Más allá de las irritaciones formales, termino de ver la película y me descubro un tanto perplejo. Escuché por ahí, en estas semanas en las que tanta y tanta gente parecía dispuesta a admirar y comentar su admiración sobre Paneo de cámara con motivo de pobreza y nostalgia, que parece que está a punto de recibir un premio Oscar, que saltaron algunos indignados a hablar de la película recurriendo al término “abyección”, en particular en relación con una escena en la que se muestra un parto. Confieso que, abyecta o no, fue casi la única escena de la película que me gustó. En principio, porque sentí algo. Pobre del melodrama (y diría que Paneo de cámara con motivo de pobreza y nostalgia intenta serlo) que nos deja fríos. Todo muy lindo, todo muy pausado, hasta con algunos momentos un poco canallas (como la secuencia en la que se cruzan arbitrariamente protesta política, represión, revelación argumental, trabajo de parto y embotellamiento), pero finalmente en la escena del parto encontré un momento en el que la puesta en escena y el encuadre tenían una función narrativa y emotiva fundamental. No me acuerdo, seguro que ese plano venía de antes en algún tipo de desplazamiento espacial, pero cuando finalmente Cleo está echada en la camilla, empieza el parto y de pronto, cuando sacan al bebé, vemos en la camilla de atrás (SPOILER) el intento por resucitar a la recién nacida, se me sacudió todo.

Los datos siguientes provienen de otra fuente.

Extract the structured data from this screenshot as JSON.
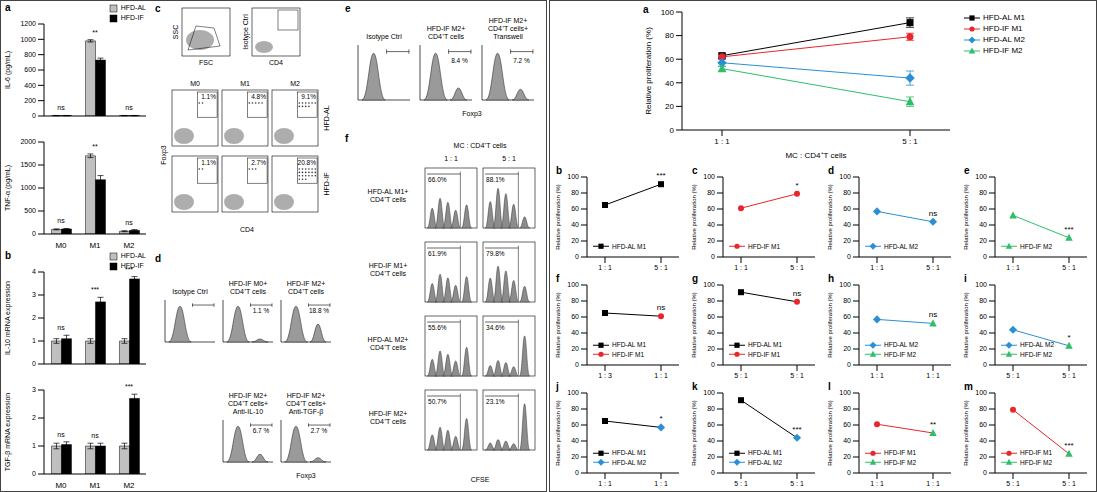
{
  "chart_data": [
    {
      "title": "a",
      "type": "bar",
      "ylabel": "IL-6 (pg/mL)",
      "categories": [
        "M0",
        "M1",
        "M2"
      ],
      "series": [
        {
          "name": "HFD-AL",
          "color": "#c0c0c0",
          "values": [
            5,
            980,
            5
          ],
          "errors": [
            2,
            15,
            2
          ]
        },
        {
          "name": "HFD-IF",
          "color": "#000000",
          "values": [
            5,
            730,
            5
          ],
          "errors": [
            2,
            25,
            2
          ]
        }
      ],
      "significance": [
        "ns",
        "**",
        "ns"
      ],
      "ylim": [
        0,
        1200
      ],
      "yticks": [
        0,
        200,
        400,
        600,
        800,
        1000,
        1200
      ],
      "legend": "top-right",
      "tick_labels": "y"
    },
    {
      "type": "bar",
      "ylabel": "TNF-α (pg/mL)",
      "categories": [
        "M0",
        "M1",
        "M2"
      ],
      "series": [
        {
          "name": "HFD-AL",
          "color": "#c0c0c0",
          "values": [
            100,
            1700,
            60
          ],
          "errors": [
            10,
            40,
            10
          ]
        },
        {
          "name": "HFD-IF",
          "color": "#000000",
          "values": [
            110,
            1180,
            80
          ],
          "errors": [
            10,
            90,
            15
          ]
        }
      ],
      "significance": [
        "ns",
        "**",
        "ns"
      ],
      "ylim": [
        0,
        2000
      ],
      "yticks": [
        0,
        500,
        1000,
        1500,
        2000
      ],
      "legend": "none"
    },
    {
      "title": "b",
      "type": "bar",
      "ylabel": "IL-10 mRNA expression",
      "categories": [
        "M0",
        "M1",
        "M2"
      ],
      "series": [
        {
          "name": "HFD-AL",
          "color": "#c0c0c0",
          "values": [
            1,
            1,
            1
          ],
          "errors": [
            0.1,
            0.1,
            0.1
          ]
        },
        {
          "name": "HFD-IF",
          "color": "#000000",
          "values": [
            1.1,
            2.7,
            3.7
          ],
          "errors": [
            0.15,
            0.2,
            0.1
          ]
        }
      ],
      "significance": [
        "ns",
        "***",
        "***"
      ],
      "ylim": [
        0,
        4
      ],
      "yticks": [
        0,
        1,
        2,
        3,
        4
      ],
      "legend": "top-right",
      "tick_labels": "y"
    },
    {
      "type": "bar",
      "ylabel": "TGF-β mRNA expression",
      "categories": [
        "M0",
        "M1",
        "M2"
      ],
      "series": [
        {
          "name": "HFD-AL",
          "color": "#c0c0c0",
          "values": [
            1,
            1,
            1
          ],
          "errors": [
            0.1,
            0.1,
            0.1
          ]
        },
        {
          "name": "HFD-IF",
          "color": "#000000",
          "values": [
            1.05,
            1,
            2.7
          ],
          "errors": [
            0.1,
            0.1,
            0.15
          ]
        }
      ],
      "significance": [
        "ns",
        "ns",
        "***"
      ],
      "ylim": [
        0,
        3
      ],
      "yticks": [
        0,
        1,
        2,
        3
      ],
      "legend": "none"
    },
    {
      "title": "c",
      "type": "dot_plot",
      "x_label": "CD4",
      "y_label": "Foxp3",
      "gating": {
        "x_label": "FSC",
        "y_label": "SSC"
      },
      "isotype": {
        "label": "Isotype Ctrl",
        "x_label": "CD4"
      },
      "columns": [
        "M0",
        "M1",
        "M2"
      ],
      "rows": [
        {
          "name": "HFD-AL",
          "values": [
            1.1,
            4.8,
            9.1
          ],
          "value_labels": [
            "1.1%",
            "4.8%",
            "9.1%"
          ]
        },
        {
          "name": "HFD-IF",
          "values": [
            1.1,
            2.7,
            20.8
          ],
          "value_labels": [
            "1.1%",
            "2.7%",
            "20.8%"
          ]
        }
      ]
    },
    {
      "title": "d",
      "type": "histogram",
      "x_label": "Foxp3",
      "panels": [
        {
          "label": [
            "Isotype Ctrl"
          ]
        },
        {
          "label": [
            "HFD-IF M0+",
            "CD4⁺T cells"
          ],
          "value": 1.1,
          "value_label": "1.1 %"
        },
        {
          "label": [
            "HFD-IF M2+",
            "CD4⁺T cells"
          ],
          "value": 18.8,
          "value_label": "18.8 %"
        },
        {
          "label": [
            "HFD-IF M2+",
            "CD4⁺T cells+",
            "Anti-IL-10"
          ],
          "value": 6.7,
          "value_label": "6.7 %"
        },
        {
          "label": [
            "HFD-IF M2+",
            "CD4⁺T cells+",
            "Anti-TGF-β"
          ],
          "value": 2.7,
          "value_label": "2.7 %"
        }
      ]
    },
    {
      "title": "e",
      "type": "histogram",
      "x_label": "Foxp3",
      "panels": [
        {
          "label": [
            "Isotype Ctrl"
          ]
        },
        {
          "label": [
            "HFD-IF M2+",
            "CD4⁺T cells"
          ],
          "value": 8.4,
          "value_label": "8.4 %"
        },
        {
          "label": [
            "HFD-IF M2+",
            "CD4⁺T cells+",
            "Transwell"
          ],
          "value": 7.2,
          "value_label": "7.2 %"
        }
      ]
    },
    {
      "title": "f",
      "type": "histogram",
      "header": "MC : CD4⁺T cells",
      "columns": [
        "1 : 1",
        "5 : 1"
      ],
      "x_label": "CFSE",
      "rows": [
        {
          "label": [
            "HFD-AL M1+",
            "CD4⁺T cells"
          ],
          "values": [
            66.0,
            88.1
          ],
          "value_labels": [
            "66.0%",
            "88.1%"
          ]
        },
        {
          "label": [
            "HFD-IF M1+",
            "CD4⁺T cells"
          ],
          "values": [
            61.9,
            79.8
          ],
          "value_labels": [
            "61.9%",
            "79.8%"
          ]
        },
        {
          "label": [
            "HFD-AL M2+",
            "CD4⁺T cells"
          ],
          "values": [
            55.6,
            34.6
          ],
          "value_labels": [
            "55.6%",
            "34.6%"
          ]
        },
        {
          "label": [
            "HFD-IF M2+",
            "CD4⁺T cells"
          ],
          "values": [
            50.7,
            23.1
          ],
          "value_labels": [
            "50.7%",
            "23.1%"
          ]
        }
      ]
    },
    {
      "title": "a",
      "type": "line",
      "xlabel": "MC : CD4⁺T cells",
      "ylabel": "Relative proliferation (%)",
      "categories": [
        "1 : 1",
        "5 : 1"
      ],
      "series": [
        {
          "name": "HFD-AL M1",
          "color": "#000000",
          "marker": "square",
          "values": [
            63,
            91
          ],
          "errors": [
            2,
            4
          ]
        },
        {
          "name": "HFD-IF M1",
          "color": "#e8262b",
          "marker": "circle",
          "values": [
            62,
            79
          ],
          "errors": [
            2,
            3
          ]
        },
        {
          "name": "HFD-AL M2",
          "color": "#2a8fd4",
          "marker": "diamond",
          "values": [
            57,
            44
          ],
          "errors": [
            3,
            6
          ]
        },
        {
          "name": "HFD-IF M2",
          "color": "#2fbf6a",
          "marker": "triangle",
          "values": [
            52,
            24
          ],
          "errors": [
            2,
            4
          ]
        }
      ],
      "ylim": [
        0,
        100
      ],
      "yticks": [
        0,
        20,
        40,
        60,
        80,
        100
      ],
      "legend": "right"
    },
    {
      "title": "b",
      "type": "line",
      "ylabel": "Relative proliferation (%)",
      "categories": [
        "1 : 1",
        "5 : 1"
      ],
      "series": [
        {
          "name": "HFD-AL M1",
          "color": "#000000",
          "marker": "square",
          "values": [
            65,
            91
          ]
        }
      ],
      "significance": "***",
      "ylim": [
        0,
        100
      ],
      "yticks": [
        0,
        20,
        40,
        60,
        80,
        100
      ],
      "legend": "bottom-left"
    },
    {
      "title": "c",
      "type": "line",
      "ylabel": "Relative proliferation (%)",
      "categories": [
        "1 : 1",
        "5 : 1"
      ],
      "series": [
        {
          "name": "HFD-IF M1",
          "color": "#e8262b",
          "marker": "circle",
          "values": [
            61,
            79
          ]
        }
      ],
      "significance": "*",
      "ylim": [
        0,
        100
      ],
      "yticks": [
        0,
        20,
        40,
        60,
        80,
        100
      ],
      "legend": "bottom-left"
    },
    {
      "title": "d",
      "type": "line",
      "ylabel": "Relative proliferation (%)",
      "categories": [
        "1 : 1",
        "5 : 1"
      ],
      "series": [
        {
          "name": "HFD-AL M2",
          "color": "#2a8fd4",
          "marker": "diamond",
          "values": [
            57,
            44
          ]
        }
      ],
      "significance": "ns",
      "ylim": [
        0,
        100
      ],
      "yticks": [
        0,
        20,
        40,
        60,
        80,
        100
      ],
      "legend": "bottom-left"
    },
    {
      "title": "e",
      "type": "line",
      "ylabel": "Relative proliferation (%)",
      "categories": [
        "1 : 1",
        "5 : 1"
      ],
      "series": [
        {
          "name": "HFD-IF M2",
          "color": "#2fbf6a",
          "marker": "triangle",
          "values": [
            52,
            24
          ]
        }
      ],
      "significance": "***",
      "ylim": [
        0,
        100
      ],
      "yticks": [
        0,
        20,
        40,
        60,
        80,
        100
      ],
      "legend": "bottom-left"
    },
    {
      "title": "f",
      "type": "line",
      "ylabel": "Relative proliferation (%)",
      "categories": [
        "1 : 3",
        "1 : 1"
      ],
      "series": [
        {
          "name": "HFD-AL M1",
          "color": "#000000",
          "marker": "square",
          "values": [
            65,
            null
          ]
        },
        {
          "name": "HFD-IF M1",
          "color": "#e8262b",
          "marker": "circle",
          "values": [
            null,
            61
          ]
        }
      ],
      "significance": "ns",
      "ylim": [
        0,
        100
      ],
      "yticks": [
        0,
        20,
        40,
        60,
        80,
        100
      ],
      "legend": "bottom-left"
    },
    {
      "title": "g",
      "type": "line",
      "ylabel": "Relative proliferation (%)",
      "categories": [
        "5 : 1",
        "5 : 1"
      ],
      "series": [
        {
          "name": "HFD-AL M1",
          "color": "#000000",
          "marker": "square",
          "values": [
            91,
            null
          ]
        },
        {
          "name": "HFD-IF M1",
          "color": "#e8262b",
          "marker": "circle",
          "values": [
            null,
            79
          ]
        }
      ],
      "significance": "ns",
      "ylim": [
        0,
        100
      ],
      "yticks": [
        0,
        20,
        40,
        60,
        80,
        100
      ],
      "legend": "bottom-left"
    },
    {
      "title": "h",
      "type": "line",
      "ylabel": "Relative proliferation (%)",
      "categories": [
        "1 : 1",
        "1 : 1"
      ],
      "series": [
        {
          "name": "HFD-AL M2",
          "color": "#2a8fd4",
          "marker": "diamond",
          "values": [
            57,
            null
          ]
        },
        {
          "name": "HFD-IF M2",
          "color": "#2fbf6a",
          "marker": "triangle",
          "values": [
            null,
            52
          ]
        }
      ],
      "significance": "ns",
      "ylim": [
        0,
        100
      ],
      "yticks": [
        0,
        20,
        40,
        60,
        80,
        100
      ],
      "legend": "bottom-left"
    },
    {
      "title": "i",
      "type": "line",
      "ylabel": "Relative proliferation (%)",
      "categories": [
        "5 : 1",
        "5 : 1"
      ],
      "series": [
        {
          "name": "HFD-AL M2",
          "color": "#2a8fd4",
          "marker": "diamond",
          "values": [
            44,
            null
          ]
        },
        {
          "name": "HFD-IF M2",
          "color": "#2fbf6a",
          "marker": "triangle",
          "values": [
            null,
            24
          ]
        }
      ],
      "significance": "*",
      "ylim": [
        0,
        100
      ],
      "yticks": [
        0,
        20,
        40,
        60,
        80,
        100
      ],
      "legend": "bottom-left"
    },
    {
      "title": "j",
      "type": "line",
      "ylabel": "Relative proliferation (%)",
      "categories": [
        "1 : 1",
        "1 : 1"
      ],
      "series": [
        {
          "name": "HFD-AL M1",
          "color": "#000000",
          "marker": "square",
          "values": [
            65,
            null
          ]
        },
        {
          "name": "HFD-AL M2",
          "color": "#2a8fd4",
          "marker": "diamond",
          "values": [
            null,
            57
          ]
        }
      ],
      "significance": "*",
      "ylim": [
        0,
        100
      ],
      "yticks": [
        0,
        20,
        40,
        60,
        80,
        100
      ],
      "legend": "bottom-left"
    },
    {
      "title": "k",
      "type": "line",
      "ylabel": "Relative proliferation (%)",
      "categories": [
        "5 : 1",
        "5 : 1"
      ],
      "series": [
        {
          "name": "HFD-AL M1",
          "color": "#000000",
          "marker": "square",
          "values": [
            91,
            null
          ]
        },
        {
          "name": "HFD-AL M2",
          "color": "#2a8fd4",
          "marker": "diamond",
          "values": [
            null,
            44
          ]
        }
      ],
      "significance": "***",
      "ylim": [
        0,
        100
      ],
      "yticks": [
        0,
        20,
        40,
        60,
        80,
        100
      ],
      "legend": "bottom-left"
    },
    {
      "title": "l",
      "type": "line",
      "ylabel": "Relative proliferation (%)",
      "categories": [
        "1 : 1",
        "1 : 1"
      ],
      "series": [
        {
          "name": "HFD-IF M1",
          "color": "#e8262b",
          "marker": "circle",
          "values": [
            61,
            null
          ]
        },
        {
          "name": "HFD-IF M2",
          "color": "#2fbf6a",
          "marker": "triangle",
          "values": [
            null,
            50
          ]
        }
      ],
      "significance": "**",
      "ylim": [
        0,
        100
      ],
      "yticks": [
        0,
        20,
        40,
        60,
        80,
        100
      ],
      "legend": "bottom-left"
    },
    {
      "title": "m",
      "type": "line",
      "ylabel": "Relative proliferation (%)",
      "categories": [
        "5 : 1",
        "5 : 1"
      ],
      "series": [
        {
          "name": "HFD-IF M1",
          "color": "#e8262b",
          "marker": "circle",
          "values": [
            79,
            null
          ]
        },
        {
          "name": "HFD-IF M2",
          "color": "#2fbf6a",
          "marker": "triangle",
          "values": [
            null,
            24
          ]
        }
      ],
      "significance": "***",
      "ylim": [
        0,
        100
      ],
      "yticks": [
        0,
        20,
        40,
        60,
        80,
        100
      ],
      "legend": "bottom-left"
    }
  ]
}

Hijo de puta, cada detalle: el peso muerto de los brazos sin vida, las manos apretadas sobre el pechito que no responde, la madre que llora y mira desesperada, el amortajamiento, cuando los doctores le arrancan el cuerpo sin vida de las manos porque (por alguna razón) tienen que ponerse a amortajarlo en ese preciso instante y justo ahí al lado, cada puñalada más terrible que la anterior. Eso nunca lo había visto en una pantalla. Sí, hay que ser un poco hijo de puta para mostrarte eso de esa forma (incluso si en 1971 las condiciones fueran aquellas), pero por primera vez sentí que Cuarón se había dignado a ser un poco hijo de puta para lograr una reacción en el espectador que vaya más allá de la admiración estética. Ahí me cayó bien.

roma

Pero, lamentablemente, Paneo de cámara con motivo de pobreza y nostalgia no vuelve a estar ni cerca de la intensidad que logra en ese momento. Tampoco lo busca. Todo tiene la pátina de aquellos tiempos lejanos, la sabiduría de quien mira atrás sabiendo ahora lo que entonces no. La dulce sensibilidad de quien puede tornar bello lo más banal. Y lo bello, en este caso, resulta ser Cleodegaria, una mujer petiza, oscurita y mixteca, de pueblo, pobre y buena. No le pasan pocas cosas a Cleo (entre ellas, el parto aquel) y la reivindicación de Cuarón parece ser ponerla en el centro de esta película. Sí, la seguimos, vemos sus días (siempre al ritmo de los patrones o del perro), sus noches (apenas), casi nada que no sea su relación con los empleadores (y sus hijos) y su relación con el tipo que se manda mudar cuando ella le dice que está con encargo. En el medio hay cosas de México en el ’71, como para dar sabor, y una gran escena conciliatoria en la playa, en la que todos se apilan en un gran abrazo. Porque se ve que les pasan cosas malas a los pobres, pero la mayor felicidad que les puede tocar es tener unos patrones que te abrazan y te dicen “te quiero mucho, mucho”, y treinta segundos después te tratan como la camuca que sos. Todos nos queremos tanto, compartimos tantos momentos, pero tráeme un tecito por favor. Y está bien, qué lindo tener patrones tan buenos. Máxime además si cuarenta años después el niñito crece y filma una película tan pero tan sensible que te permite entrar definitivamente en el paraíso de las conciencias tranquilas.